Легко подсчитать, что если принять равное число двоичных кирпичиков, из которых мы складываем каждую букву, то наша группа должна состоять ровно из пяти нулей и единиц. Следовательно, новая азбука будет выглядеть, например, так:
Такого типа кодирование используется в настоящее время при передаче телеграмм.

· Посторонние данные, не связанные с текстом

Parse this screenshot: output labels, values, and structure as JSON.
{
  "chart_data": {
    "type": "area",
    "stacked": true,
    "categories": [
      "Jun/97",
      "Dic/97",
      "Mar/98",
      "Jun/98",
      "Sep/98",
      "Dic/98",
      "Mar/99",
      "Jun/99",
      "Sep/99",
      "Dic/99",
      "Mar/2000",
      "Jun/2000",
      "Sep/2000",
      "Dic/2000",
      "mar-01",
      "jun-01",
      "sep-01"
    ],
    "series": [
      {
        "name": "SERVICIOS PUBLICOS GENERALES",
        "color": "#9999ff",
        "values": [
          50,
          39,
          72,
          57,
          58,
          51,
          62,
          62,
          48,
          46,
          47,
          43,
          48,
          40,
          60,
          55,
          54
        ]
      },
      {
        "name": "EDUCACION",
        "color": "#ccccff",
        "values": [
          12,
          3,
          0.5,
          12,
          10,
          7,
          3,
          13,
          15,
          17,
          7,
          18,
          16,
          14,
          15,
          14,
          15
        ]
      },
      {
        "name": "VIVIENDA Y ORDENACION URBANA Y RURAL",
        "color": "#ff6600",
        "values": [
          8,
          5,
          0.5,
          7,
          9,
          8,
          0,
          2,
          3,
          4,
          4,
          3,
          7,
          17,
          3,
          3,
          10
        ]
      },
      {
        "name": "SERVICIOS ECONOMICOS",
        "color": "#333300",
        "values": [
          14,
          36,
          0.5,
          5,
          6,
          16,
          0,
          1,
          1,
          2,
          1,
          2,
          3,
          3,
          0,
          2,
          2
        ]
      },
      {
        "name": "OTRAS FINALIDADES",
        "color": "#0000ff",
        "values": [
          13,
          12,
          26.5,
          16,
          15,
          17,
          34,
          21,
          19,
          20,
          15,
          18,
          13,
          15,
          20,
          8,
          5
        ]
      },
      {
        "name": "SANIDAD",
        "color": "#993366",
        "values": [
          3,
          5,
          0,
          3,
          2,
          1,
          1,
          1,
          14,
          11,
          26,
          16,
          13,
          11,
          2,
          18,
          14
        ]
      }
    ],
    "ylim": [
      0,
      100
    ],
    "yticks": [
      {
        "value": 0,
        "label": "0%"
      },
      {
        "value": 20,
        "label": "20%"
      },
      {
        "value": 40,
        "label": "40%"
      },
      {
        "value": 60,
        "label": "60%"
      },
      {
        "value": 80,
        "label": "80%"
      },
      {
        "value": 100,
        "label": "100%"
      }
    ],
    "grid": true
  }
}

Малыши с восторгом, наверное, встретили бы замену 32 букв двумя, но потом взвыли бы от заучивания длиннющих слов. Кстати, на телеграфе поданная телеграмма тут же переводится в двоичную азбуку типа нашей (код Бодо) и в таком уже виде бежит по каналу связи к адресату.
Теперь попробуем воспользоваться нашей азбукой в разговоре. Вы попали в беду и пытаетесь прокричать "Помогите!". Каждую букву вам придется произнести пять раз, а всего этих сигналов "да - нет" потребуется сорок.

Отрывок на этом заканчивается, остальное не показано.